Кружились, вертелись, смело откинувшись на руку партнера и блаженно улыбаясь из-под масок, маркизы в пудреных париках и пастушки в чепчиках, боярышни в кокошниках и дрезденские куколки в шляпках с цветочными гирляндами, амазонки в маленьких, лишь чудом удерживающихся на высоких прическах цилиндрах, малороссийские панны в высоких венках, мавританские и турецкие султанши в тюрбанах… В этом пестром, оживленном вареве кружилась даже одна китайская принцесса в высокой, лакированно-блестящей прическе, утыканной шпильками, словно святой Себастьян — стрелами! Просто (на самом деле отнюдь не просто!) нарядных, хоть и разодетых в пух и прах, дам здесь было вообще не счесть, и все казались писаными красавицами, хотя бы потому, что личико каждой было закрыто маскою или полумаскою. Таково было непременное условие бала: закрытое лицо.

Срывать маски, как и водится на сборищах такого рода, должны были в полночь, с последним ударом часов, и чем ближе подходило время, тем более нетерпеливо бились сердца у веселых молодых людей, которые уже отчаялись угадывать именитых красавиц, скрывшихся под разнообразнейшими личинами.

Однако ежели кто-то решился бы искать под маскою прелестное фарфоровое личико княгини Eudoxy Каразиной, он был бы заранее обречен на неудачу.

Василий Львович явился на бал хоть и не один, но все же без жены и даже без дочери. Анна, по правилам хорошего тона, не могла присутствовать в столь многолюдном и опасном собрании без дамского попечительства, а такового теперь обеспечено ей быть не могло, ибо ее мачеха-княгиня несколько часов назад была отправлена в тамбовскую вотчину Каразиных: с неверными супругами в этом роду обходились столь же круто, как и во времена Ивана Васильевича Грозного.

Ну, конечно, без кнутобойства обошлось, без таскания по двору за волосы, без оплеух. Было задано несколько прямых вопросов и получено несколько перепуганных, невразумительных ответов. Потом были предъявлены обвинения, на которые последовали полные и безоговорочные признания в свершенных грехах и униженные мольбы о пощаде. Однако князь ответил на все вопли и стенания только одной короткой фразою: “Измену супружескую простил бы, измену Отечеству — никогда!”

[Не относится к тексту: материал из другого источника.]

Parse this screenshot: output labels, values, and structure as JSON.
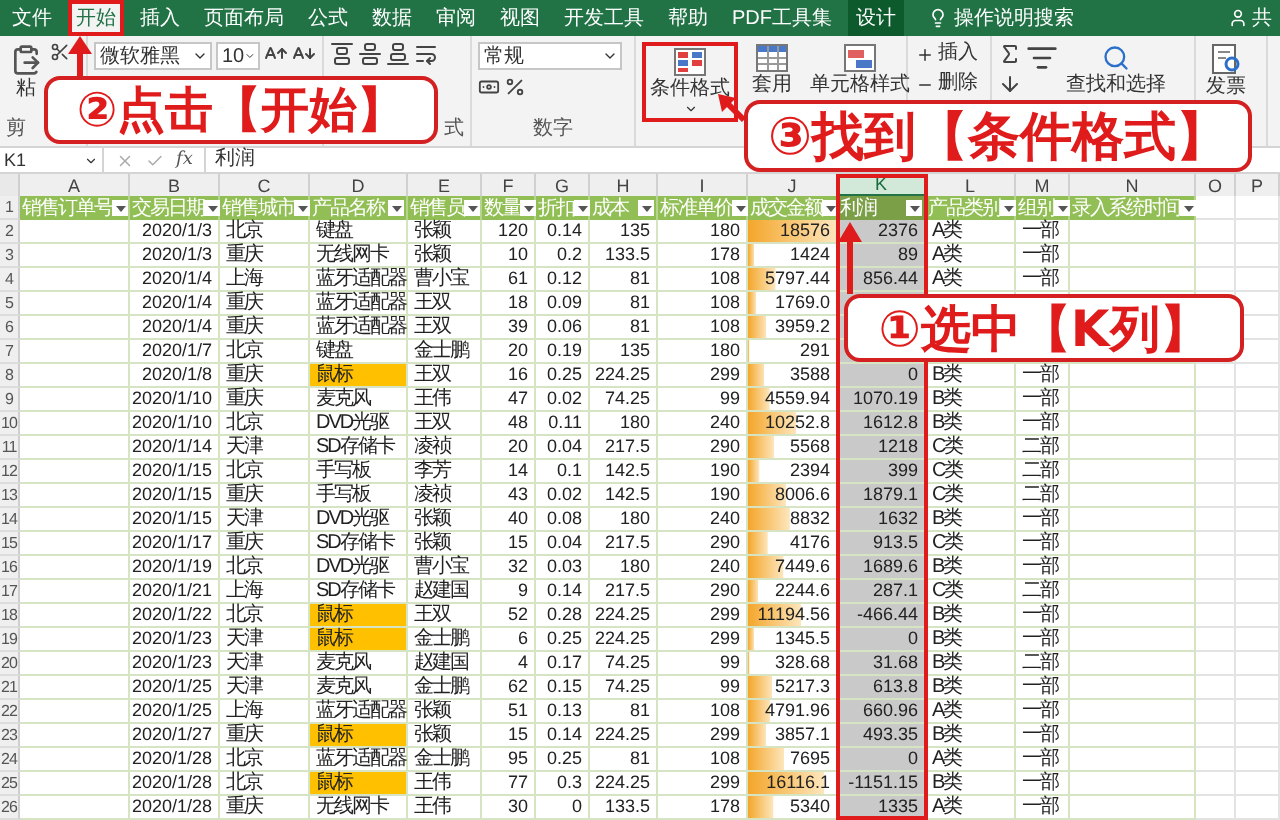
{
  "ribbon_tabs": [
    {
      "label": "文件",
      "kind": "tab",
      "selected": false
    },
    {
      "label": "开始",
      "kind": "tab",
      "selected": true
    },
    {
      "label": "插入",
      "kind": "tab",
      "selected": false
    },
    {
      "label": "页面布局",
      "kind": "tab",
      "selected": false
    },
    {
      "label": "公式",
      "kind": "tab",
      "selected": false
    },
    {
      "label": "数据",
      "kind": "tab",
      "selected": false
    },
    {
      "label": "审阅",
      "kind": "tab",
      "selected": false
    },
    {
      "label": "视图",
      "kind": "tab",
      "selected": false
    },
    {
      "label": "开发工具",
      "kind": "tab",
      "selected": false
    },
    {
      "label": "帮助",
      "kind": "tab",
      "selected": false
    },
    {
      "label": "PDF工具集",
      "kind": "tab",
      "selected": false
    },
    {
      "label": "设计",
      "kind": "context",
      "selected": false
    }
  ],
  "tell_me": "操作说明搜索",
  "share": "共",
  "ribbon": {
    "paste": "粘",
    "clipboard_group": "剪",
    "font_name": "微软雅黑",
    "font_size": "10",
    "alignment_group": "式",
    "number_format": "常规",
    "number_group": "数字",
    "conditional_format": "条件格式",
    "format_as_table": "套用",
    "cell_styles": "单元格样式",
    "insert": "插入",
    "delete": "删除",
    "find_select": "查找和选择",
    "invoice": "发票"
  },
  "formula_bar": {
    "name_box": "K1",
    "fx": "fx",
    "formula": "利润"
  },
  "columns": [
    {
      "label": "A",
      "selected": false
    },
    {
      "label": "B",
      "selected": false
    },
    {
      "label": "C",
      "selected": false
    },
    {
      "label": "D",
      "selected": false
    },
    {
      "label": "E",
      "selected": false
    },
    {
      "label": "F",
      "selected": false
    },
    {
      "label": "G",
      "selected": false
    },
    {
      "label": "H",
      "selected": false
    },
    {
      "label": "I",
      "selected": false
    },
    {
      "label": "J",
      "selected": false
    },
    {
      "label": "K",
      "selected": true
    },
    {
      "label": "L",
      "selected": false
    },
    {
      "label": "M",
      "selected": false
    },
    {
      "label": "N",
      "selected": false
    },
    {
      "label": "O",
      "selected": false
    },
    {
      "label": "P",
      "selected": false
    }
  ],
  "header_row_number": "1",
  "table_headers": [
    "销售订单号",
    "交易日期",
    "销售城市",
    "产品名称",
    "销售员",
    "数量",
    "折扣",
    "成本",
    "标准单价",
    "成交金额",
    "利润",
    "产品类别",
    "组别",
    "录入系统时间"
  ],
  "rows": [
    {
      "number": "2",
      "product_highlighted": false,
      "cells": [
        "2020/1/3",
        "北京",
        "键盘",
        "张颖",
        "120",
        "0.14",
        "135",
        "180",
        "18576",
        "2376",
        "A类",
        "一部"
      ]
    },
    {
      "number": "3",
      "product_highlighted": false,
      "cells": [
        "2020/1/3",
        "重庆",
        "无线网卡",
        "张颖",
        "10",
        "0.2",
        "133.5",
        "178",
        "1424",
        "89",
        "A类",
        "一部"
      ]
    },
    {
      "number": "4",
      "product_highlighted": false,
      "cells": [
        "2020/1/4",
        "上海",
        "蓝牙适配器",
        "曹小宝",
        "61",
        "0.12",
        "81",
        "108",
        "5797.44",
        "856.44",
        "A类",
        "一部"
      ]
    },
    {
      "number": "5",
      "product_highlighted": false,
      "cells": [
        "2020/1/4",
        "重庆",
        "蓝牙适配器",
        "王双",
        "18",
        "0.09",
        "81",
        "108",
        "1769.0"
      ]
    },
    {
      "number": "6",
      "product_highlighted": false,
      "cells": [
        "2020/1/4",
        "重庆",
        "蓝牙适配器",
        "王双",
        "39",
        "0.06",
        "81",
        "108",
        "3959.2"
      ]
    },
    {
      "number": "7",
      "product_highlighted": false,
      "cells": [
        "2020/1/7",
        "北京",
        "键盘",
        "金士鹏",
        "20",
        "0.19",
        "135",
        "180",
        "291"
      ]
    },
    {
      "number": "8",
      "product_highlighted": true,
      "cells": [
        "2020/1/8",
        "重庆",
        "鼠标",
        "王双",
        "16",
        "0.25",
        "224.25",
        "299",
        "3588",
        "0",
        "B类",
        "一部"
      ]
    },
    {
      "number": "9",
      "product_highlighted": false,
      "cells": [
        "2020/1/10",
        "重庆",
        "麦克风",
        "王伟",
        "47",
        "0.02",
        "74.25",
        "99",
        "4559.94",
        "1070.19",
        "B类",
        "一部"
      ]
    },
    {
      "number": "10",
      "product_highlighted": false,
      "cells": [
        "2020/1/10",
        "北京",
        "DVD光驱",
        "王双",
        "48",
        "0.11",
        "180",
        "240",
        "10252.8",
        "1612.8",
        "B类",
        "一部"
      ]
    },
    {
      "number": "11",
      "product_highlighted": false,
      "cells": [
        "2020/1/14",
        "天津",
        "SD存储卡",
        "凌祯",
        "20",
        "0.04",
        "217.5",
        "290",
        "5568",
        "1218",
        "C类",
        "二部"
      ]
    },
    {
      "number": "12",
      "product_highlighted": false,
      "cells": [
        "2020/1/15",
        "北京",
        "手写板",
        "李芳",
        "14",
        "0.1",
        "142.5",
        "190",
        "2394",
        "399",
        "C类",
        "二部"
      ]
    },
    {
      "number": "13",
      "product_highlighted": false,
      "cells": [
        "2020/1/15",
        "重庆",
        "手写板",
        "凌祯",
        "43",
        "0.02",
        "142.5",
        "190",
        "8006.6",
        "1879.1",
        "C类",
        "二部"
      ]
    },
    {
      "number": "14",
      "product_highlighted": false,
      "cells": [
        "2020/1/15",
        "天津",
        "DVD光驱",
        "张颖",
        "40",
        "0.08",
        "180",
        "240",
        "8832",
        "1632",
        "B类",
        "一部"
      ]
    },
    {
      "number": "15",
      "product_highlighted": false,
      "cells": [
        "2020/1/17",
        "重庆",
        "SD存储卡",
        "张颖",
        "15",
        "0.04",
        "217.5",
        "290",
        "4176",
        "913.5",
        "C类",
        "一部"
      ]
    },
    {
      "number": "16",
      "product_highlighted": false,
      "cells": [
        "2020/1/19",
        "北京",
        "DVD光驱",
        "曹小宝",
        "32",
        "0.03",
        "180",
        "240",
        "7449.6",
        "1689.6",
        "B类",
        "一部"
      ]
    },
    {
      "number": "17",
      "product_highlighted": false,
      "cells": [
        "2020/1/21",
        "上海",
        "SD存储卡",
        "赵建国",
        "9",
        "0.14",
        "217.5",
        "290",
        "2244.6",
        "287.1",
        "C类",
        "二部"
      ]
    },
    {
      "number": "18",
      "product_highlighted": true,
      "cells": [
        "2020/1/22",
        "北京",
        "鼠标",
        "王双",
        "52",
        "0.28",
        "224.25",
        "299",
        "11194.56",
        "-466.44",
        "B类",
        "一部"
      ]
    },
    {
      "number": "19",
      "product_highlighted": true,
      "cells": [
        "2020/1/23",
        "天津",
        "鼠标",
        "金士鹏",
        "6",
        "0.25",
        "224.25",
        "299",
        "1345.5",
        "0",
        "B类",
        "一部"
      ]
    },
    {
      "number": "20",
      "product_highlighted": false,
      "cells": [
        "2020/1/23",
        "天津",
        "麦克风",
        "赵建国",
        "4",
        "0.17",
        "74.25",
        "99",
        "328.68",
        "31.68",
        "B类",
        "二部"
      ]
    },
    {
      "number": "21",
      "product_highlighted": false,
      "cells": [
        "2020/1/25",
        "天津",
        "麦克风",
        "金士鹏",
        "62",
        "0.15",
        "74.25",
        "99",
        "5217.3",
        "613.8",
        "B类",
        "一部"
      ]
    },
    {
      "number": "22",
      "product_highlighted": false,
      "cells": [
        "2020/1/25",
        "上海",
        "蓝牙适配器",
        "张颖",
        "51",
        "0.13",
        "81",
        "108",
        "4791.96",
        "660.96",
        "A类",
        "一部"
      ]
    },
    {
      "number": "23",
      "product_highlighted": true,
      "cells": [
        "2020/1/27",
        "重庆",
        "鼠标",
        "张颖",
        "15",
        "0.14",
        "224.25",
        "299",
        "3857.1",
        "493.35",
        "B类",
        "一部"
      ]
    },
    {
      "number": "24",
      "product_highlighted": false,
      "cells": [
        "2020/1/28",
        "北京",
        "蓝牙适配器",
        "金士鹏",
        "95",
        "0.25",
        "81",
        "108",
        "7695",
        "0",
        "A类",
        "一部"
      ]
    },
    {
      "number": "25",
      "product_highlighted": true,
      "cells": [
        "2020/1/28",
        "北京",
        "鼠标",
        "王伟",
        "77",
        "0.3",
        "224.25",
        "299",
        "16116.1",
        "-1151.15",
        "B类",
        "一部"
      ]
    },
    {
      "number": "26",
      "product_highlighted": false,
      "cells": [
        "2020/1/28",
        "重庆",
        "无线网卡",
        "王伟",
        "30",
        "0",
        "133.5",
        "178",
        "5340",
        "1335",
        "A类",
        "一部"
      ]
    }
  ],
  "annotations": [
    {
      "kind": "click_tab",
      "text": "②点击【开始】"
    },
    {
      "kind": "find_button",
      "text": "③找到【条件格式】"
    },
    {
      "kind": "select_column",
      "text": "①选中【K列】"
    }
  ]
}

И вскоре вслед за этим приговором двое ражих слуг в охапке снесли во двор бьющуюся в истерике княгиню, затолкали в тесную кибитку, накрепко заперли дверцу — и вихрь завился за повозкою. Кучеру велено было гнать без остановки. Вперед помчались двое верховых: предупреждать о подставах; ну а на заднем дворе начали спешно собирать возок со всеми теми вещами и имуществом, какие только могли понадобиться сосланной Eudoxy в ее новом, тамбовском заточении.

Случилось так, что едва около дома Каразиных улеглась пыль, поднятая “позорной колесницей”, как небольшая ладная карета влетела во двор и остановилась у крыльца. Из нее, словно из черной табакерки — чертик, выскочил смазливый аббатик и, смиренно потупив распутные очи, устремился к крыльцу.

Бес его разберет, какая надобность именно в сей миг привела отца Флориана к его “духовной дочери”: собирался ли он дать ей какие-то последние наставления по обработке супруга, или просто засвербело в штанах (нет, точнее сказать — под сутаной, ибо штанов аббаты в ту пору не носили, несмотря на ветреную петербургскую погоду — не носили даже и подштанников), — однако случилось это некстати, на беду его, на несчастье.

Князь в ту пору еще не ушел в дом. Увидав приближающегося красавчика в черном, он слегка отвел назад, за плечо, правую руку, а потом вывел стиснутый кулак ее вперед и вел его до тех пор, пока кулак не встретился с красными губами и белыми зубами отца Флориана.

Широко размахнув черными рукавами, словно подбитая ворона — крылами, аббат грянулся плашмя, и таково-то приложился затылком оземь, что некоторое время валялся, незряче лупая своими красивенькими глазками и слабо суча ручонками и ножонками. Затем перевернулся на четвереньки и, стоя по-собачьи, возмущенно уставился на хозяина, который глядел свысока на поверженного охальника с выражением таким брезгливым, что человека более стыдливого вполне можно было испепелить на месте. Ну, видать о стыдливости господа римские аббаты имели лишь самое приблизительное представление, потому что отец Флориан попытался воздеть правую руку в жесте, напоминающем проклятие. А с уст его уже начало срываться сакраментальное: “Изыди, сатана!”